Squeezing Every Last 'Bit' of Information from Enceladus Mass Spectrometry

Potential opportunities to return to Enceladus in Discovery and Flagship class missions inspire development of next-generation instruments and creative approaches to sample collection, sample analysis, and data analysis and transmission strategies. Mass spectrometers (MS) are ideally suited to future Enceladus missions due to their analytical power in identifying a range of molecular and ionic compositions – including complex organics – and potentially astrobiologically-important features such as isotope ratios, chirality, and enantiomeric excess. However, long communication delays from Enceladus and limited bandwidth limits the data transmission from these higher-data-volume instruments, likely delaying mission-related response to new data. We explore the utility of data science and machine learning (ML) on isotope ratio (IR)MS data collected from laboratory analogs of Enceladus to: 1) process data quickly for rapid ground-based analyses, 2) understand if compositional and biosignature information could be extracted from IRMS data, and 3) evaluate whether onboard ML techniques could improve sample analysis, cadence, and transmission prioritization.

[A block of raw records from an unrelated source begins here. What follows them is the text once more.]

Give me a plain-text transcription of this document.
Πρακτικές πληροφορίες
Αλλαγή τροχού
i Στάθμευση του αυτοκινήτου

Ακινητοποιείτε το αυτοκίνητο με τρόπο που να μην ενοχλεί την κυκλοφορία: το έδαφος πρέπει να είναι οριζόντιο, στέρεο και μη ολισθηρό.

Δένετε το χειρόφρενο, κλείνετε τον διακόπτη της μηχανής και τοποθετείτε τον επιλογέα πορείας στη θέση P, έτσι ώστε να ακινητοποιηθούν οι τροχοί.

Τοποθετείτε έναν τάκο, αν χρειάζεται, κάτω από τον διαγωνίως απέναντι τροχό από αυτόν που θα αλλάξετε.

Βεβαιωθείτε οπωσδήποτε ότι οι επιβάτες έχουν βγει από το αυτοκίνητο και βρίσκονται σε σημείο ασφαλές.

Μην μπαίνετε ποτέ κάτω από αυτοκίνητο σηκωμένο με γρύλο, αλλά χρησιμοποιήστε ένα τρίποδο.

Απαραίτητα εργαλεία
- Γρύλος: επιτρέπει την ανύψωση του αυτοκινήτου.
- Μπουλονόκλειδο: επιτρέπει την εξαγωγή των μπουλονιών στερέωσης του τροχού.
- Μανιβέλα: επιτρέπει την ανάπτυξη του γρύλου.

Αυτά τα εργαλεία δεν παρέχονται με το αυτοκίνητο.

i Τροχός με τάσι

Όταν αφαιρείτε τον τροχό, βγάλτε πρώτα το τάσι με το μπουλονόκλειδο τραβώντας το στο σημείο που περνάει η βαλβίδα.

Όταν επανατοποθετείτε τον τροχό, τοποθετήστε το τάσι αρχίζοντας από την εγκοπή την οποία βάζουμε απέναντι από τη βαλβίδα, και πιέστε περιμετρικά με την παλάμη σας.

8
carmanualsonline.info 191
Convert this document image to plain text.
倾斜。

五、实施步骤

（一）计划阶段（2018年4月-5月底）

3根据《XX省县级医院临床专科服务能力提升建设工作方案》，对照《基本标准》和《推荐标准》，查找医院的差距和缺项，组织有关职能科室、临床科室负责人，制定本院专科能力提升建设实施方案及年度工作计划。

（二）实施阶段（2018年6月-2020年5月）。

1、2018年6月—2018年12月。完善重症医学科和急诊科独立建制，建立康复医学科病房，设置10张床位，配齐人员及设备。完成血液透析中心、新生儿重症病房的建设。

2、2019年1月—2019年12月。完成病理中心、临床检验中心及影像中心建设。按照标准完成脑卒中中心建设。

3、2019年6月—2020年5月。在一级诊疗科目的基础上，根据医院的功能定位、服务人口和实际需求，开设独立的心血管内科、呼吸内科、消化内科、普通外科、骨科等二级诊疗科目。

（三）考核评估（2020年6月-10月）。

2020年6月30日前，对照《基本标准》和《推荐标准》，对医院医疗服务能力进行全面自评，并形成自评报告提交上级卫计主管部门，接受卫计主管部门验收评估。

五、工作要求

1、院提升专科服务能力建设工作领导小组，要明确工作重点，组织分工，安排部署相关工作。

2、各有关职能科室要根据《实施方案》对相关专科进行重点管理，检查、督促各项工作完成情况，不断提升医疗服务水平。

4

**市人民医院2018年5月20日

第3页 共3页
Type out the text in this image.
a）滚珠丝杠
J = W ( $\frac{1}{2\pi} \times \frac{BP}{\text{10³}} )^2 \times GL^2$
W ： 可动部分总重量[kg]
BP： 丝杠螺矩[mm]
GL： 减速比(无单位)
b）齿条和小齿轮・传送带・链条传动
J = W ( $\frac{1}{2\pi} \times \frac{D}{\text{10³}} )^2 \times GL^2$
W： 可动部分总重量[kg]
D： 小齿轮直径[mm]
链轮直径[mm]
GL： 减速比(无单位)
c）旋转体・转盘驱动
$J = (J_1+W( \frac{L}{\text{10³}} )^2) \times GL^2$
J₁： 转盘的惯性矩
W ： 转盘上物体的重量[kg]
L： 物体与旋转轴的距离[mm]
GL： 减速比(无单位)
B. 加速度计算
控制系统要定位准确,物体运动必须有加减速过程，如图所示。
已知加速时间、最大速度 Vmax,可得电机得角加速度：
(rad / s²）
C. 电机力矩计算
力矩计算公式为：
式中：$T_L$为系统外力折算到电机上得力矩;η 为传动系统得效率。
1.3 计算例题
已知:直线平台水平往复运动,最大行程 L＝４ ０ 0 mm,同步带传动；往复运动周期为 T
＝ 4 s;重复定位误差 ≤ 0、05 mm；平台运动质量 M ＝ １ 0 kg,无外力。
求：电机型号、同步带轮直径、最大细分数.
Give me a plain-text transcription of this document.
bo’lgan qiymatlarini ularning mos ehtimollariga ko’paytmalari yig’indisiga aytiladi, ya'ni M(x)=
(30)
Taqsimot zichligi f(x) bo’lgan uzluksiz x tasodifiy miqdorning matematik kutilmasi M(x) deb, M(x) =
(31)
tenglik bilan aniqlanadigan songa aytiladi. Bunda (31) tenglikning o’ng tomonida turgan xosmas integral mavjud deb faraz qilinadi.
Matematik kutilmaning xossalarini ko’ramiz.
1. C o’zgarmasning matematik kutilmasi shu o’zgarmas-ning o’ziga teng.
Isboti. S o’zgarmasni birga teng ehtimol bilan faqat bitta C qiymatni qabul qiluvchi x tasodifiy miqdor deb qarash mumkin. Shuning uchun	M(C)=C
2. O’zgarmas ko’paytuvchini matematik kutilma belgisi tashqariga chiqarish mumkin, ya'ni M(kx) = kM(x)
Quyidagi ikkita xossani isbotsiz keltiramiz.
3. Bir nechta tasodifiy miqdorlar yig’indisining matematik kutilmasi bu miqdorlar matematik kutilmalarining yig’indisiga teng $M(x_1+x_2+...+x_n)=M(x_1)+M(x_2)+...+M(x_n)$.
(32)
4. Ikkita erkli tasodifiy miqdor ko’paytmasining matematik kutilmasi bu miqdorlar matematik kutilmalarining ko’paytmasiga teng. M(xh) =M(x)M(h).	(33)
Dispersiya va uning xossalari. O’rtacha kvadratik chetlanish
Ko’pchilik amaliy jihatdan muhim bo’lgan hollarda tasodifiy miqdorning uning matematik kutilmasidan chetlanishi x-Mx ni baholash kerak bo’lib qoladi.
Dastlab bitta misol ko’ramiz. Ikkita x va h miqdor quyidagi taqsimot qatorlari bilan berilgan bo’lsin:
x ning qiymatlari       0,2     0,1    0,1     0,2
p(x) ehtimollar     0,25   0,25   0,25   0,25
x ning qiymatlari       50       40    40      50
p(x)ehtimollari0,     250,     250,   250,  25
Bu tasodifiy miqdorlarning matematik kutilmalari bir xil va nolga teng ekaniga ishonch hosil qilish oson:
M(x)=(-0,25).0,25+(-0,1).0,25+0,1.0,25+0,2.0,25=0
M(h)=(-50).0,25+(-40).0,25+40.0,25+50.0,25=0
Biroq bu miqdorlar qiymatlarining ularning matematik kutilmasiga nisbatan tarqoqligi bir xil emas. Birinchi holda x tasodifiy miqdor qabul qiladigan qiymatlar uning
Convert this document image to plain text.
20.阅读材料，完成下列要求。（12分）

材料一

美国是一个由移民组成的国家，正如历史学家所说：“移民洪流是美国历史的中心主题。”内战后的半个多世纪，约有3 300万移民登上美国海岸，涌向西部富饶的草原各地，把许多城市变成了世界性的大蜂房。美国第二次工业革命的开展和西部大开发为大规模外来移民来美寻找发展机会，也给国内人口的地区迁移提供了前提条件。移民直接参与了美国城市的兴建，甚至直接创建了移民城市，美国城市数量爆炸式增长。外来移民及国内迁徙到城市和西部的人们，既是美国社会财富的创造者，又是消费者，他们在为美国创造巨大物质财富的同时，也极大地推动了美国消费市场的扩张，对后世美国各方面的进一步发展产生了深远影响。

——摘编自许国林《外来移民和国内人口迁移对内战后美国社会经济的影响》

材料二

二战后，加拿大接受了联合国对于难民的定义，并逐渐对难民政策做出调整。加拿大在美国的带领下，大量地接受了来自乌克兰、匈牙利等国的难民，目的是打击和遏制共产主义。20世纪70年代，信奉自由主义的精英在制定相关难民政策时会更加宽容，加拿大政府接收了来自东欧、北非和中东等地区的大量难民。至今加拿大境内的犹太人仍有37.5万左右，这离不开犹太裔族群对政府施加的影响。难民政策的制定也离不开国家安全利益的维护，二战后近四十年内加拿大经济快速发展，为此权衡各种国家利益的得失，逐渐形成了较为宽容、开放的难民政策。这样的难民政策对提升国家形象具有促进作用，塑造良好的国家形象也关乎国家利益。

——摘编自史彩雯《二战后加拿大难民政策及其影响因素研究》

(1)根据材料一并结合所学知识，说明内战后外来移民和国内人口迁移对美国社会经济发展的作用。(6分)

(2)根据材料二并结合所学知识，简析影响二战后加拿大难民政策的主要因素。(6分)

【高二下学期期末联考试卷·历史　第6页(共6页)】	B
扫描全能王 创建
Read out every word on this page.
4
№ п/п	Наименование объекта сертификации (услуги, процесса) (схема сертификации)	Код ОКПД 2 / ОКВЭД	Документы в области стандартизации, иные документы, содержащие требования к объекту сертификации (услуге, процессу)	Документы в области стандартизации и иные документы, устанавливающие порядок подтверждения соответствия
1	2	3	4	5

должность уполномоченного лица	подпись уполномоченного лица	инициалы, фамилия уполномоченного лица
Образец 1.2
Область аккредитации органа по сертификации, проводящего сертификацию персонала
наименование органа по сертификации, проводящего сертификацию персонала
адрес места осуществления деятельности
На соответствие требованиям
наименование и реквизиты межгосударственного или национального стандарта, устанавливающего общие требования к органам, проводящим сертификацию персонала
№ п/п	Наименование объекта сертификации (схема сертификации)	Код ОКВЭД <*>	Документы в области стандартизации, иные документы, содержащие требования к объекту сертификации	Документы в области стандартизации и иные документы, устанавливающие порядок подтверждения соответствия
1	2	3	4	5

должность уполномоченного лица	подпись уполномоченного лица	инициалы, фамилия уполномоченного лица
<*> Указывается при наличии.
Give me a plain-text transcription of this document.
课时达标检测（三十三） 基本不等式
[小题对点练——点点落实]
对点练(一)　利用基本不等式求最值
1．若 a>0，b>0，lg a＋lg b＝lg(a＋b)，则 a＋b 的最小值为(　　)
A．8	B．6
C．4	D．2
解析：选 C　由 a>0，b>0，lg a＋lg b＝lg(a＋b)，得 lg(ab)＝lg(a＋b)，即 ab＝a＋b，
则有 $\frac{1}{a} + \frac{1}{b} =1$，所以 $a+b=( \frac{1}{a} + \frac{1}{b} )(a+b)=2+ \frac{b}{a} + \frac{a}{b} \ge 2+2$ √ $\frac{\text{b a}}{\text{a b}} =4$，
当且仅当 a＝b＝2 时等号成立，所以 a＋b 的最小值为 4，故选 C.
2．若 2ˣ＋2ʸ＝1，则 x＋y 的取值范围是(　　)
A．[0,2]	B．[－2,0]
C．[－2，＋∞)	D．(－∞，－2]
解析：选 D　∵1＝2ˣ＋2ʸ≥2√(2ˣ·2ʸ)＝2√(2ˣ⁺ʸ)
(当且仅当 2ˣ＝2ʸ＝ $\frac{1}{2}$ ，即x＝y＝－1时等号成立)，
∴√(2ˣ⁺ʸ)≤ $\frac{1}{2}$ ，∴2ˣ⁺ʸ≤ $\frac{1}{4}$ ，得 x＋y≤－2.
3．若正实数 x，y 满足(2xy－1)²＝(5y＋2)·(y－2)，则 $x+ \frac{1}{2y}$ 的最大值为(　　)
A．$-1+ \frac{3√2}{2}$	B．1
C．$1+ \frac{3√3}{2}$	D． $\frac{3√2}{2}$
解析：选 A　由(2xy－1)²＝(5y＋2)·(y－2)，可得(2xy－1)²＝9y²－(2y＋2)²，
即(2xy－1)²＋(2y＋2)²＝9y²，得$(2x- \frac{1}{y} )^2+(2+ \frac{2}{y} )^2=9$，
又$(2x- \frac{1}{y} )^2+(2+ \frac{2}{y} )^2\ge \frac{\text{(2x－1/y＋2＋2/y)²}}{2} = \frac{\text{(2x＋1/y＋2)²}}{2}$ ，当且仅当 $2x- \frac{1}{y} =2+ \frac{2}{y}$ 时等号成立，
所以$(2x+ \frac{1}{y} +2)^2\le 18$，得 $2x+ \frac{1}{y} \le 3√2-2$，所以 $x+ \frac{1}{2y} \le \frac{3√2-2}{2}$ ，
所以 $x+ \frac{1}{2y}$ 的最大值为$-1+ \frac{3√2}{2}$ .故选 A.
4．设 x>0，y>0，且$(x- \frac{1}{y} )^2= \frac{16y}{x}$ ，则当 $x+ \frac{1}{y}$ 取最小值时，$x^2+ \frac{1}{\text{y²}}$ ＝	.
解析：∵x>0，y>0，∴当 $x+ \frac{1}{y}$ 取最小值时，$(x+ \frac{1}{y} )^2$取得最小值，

Laboratory analogs analyzed isotopes of volatile CO2 that interacted with seawaters of varying composition, and include both abiotic and biotic (microbially-influenced) experiments. Enceladus’s alkaline oceans promote speciation of carbon into multiple forms (e.g., H2CO3 / CO2, HCO3-, and CO32-), each of which could be isotopically fractionated by abiotic or biotic reactions. Large (>2‰) changes in carbon isotopes (δ13C) are observed from some biotic experiments inoculated with complex microbial ecosystems relative to the abiotic seawaters. ML training and classification suggests that microbial samples can be distinguished from abiotic samples, yet that a broad range of microbial experiments are necessary to train ML models to cover a range of complexities including disequilibria, and isotopic and compositional fractionation.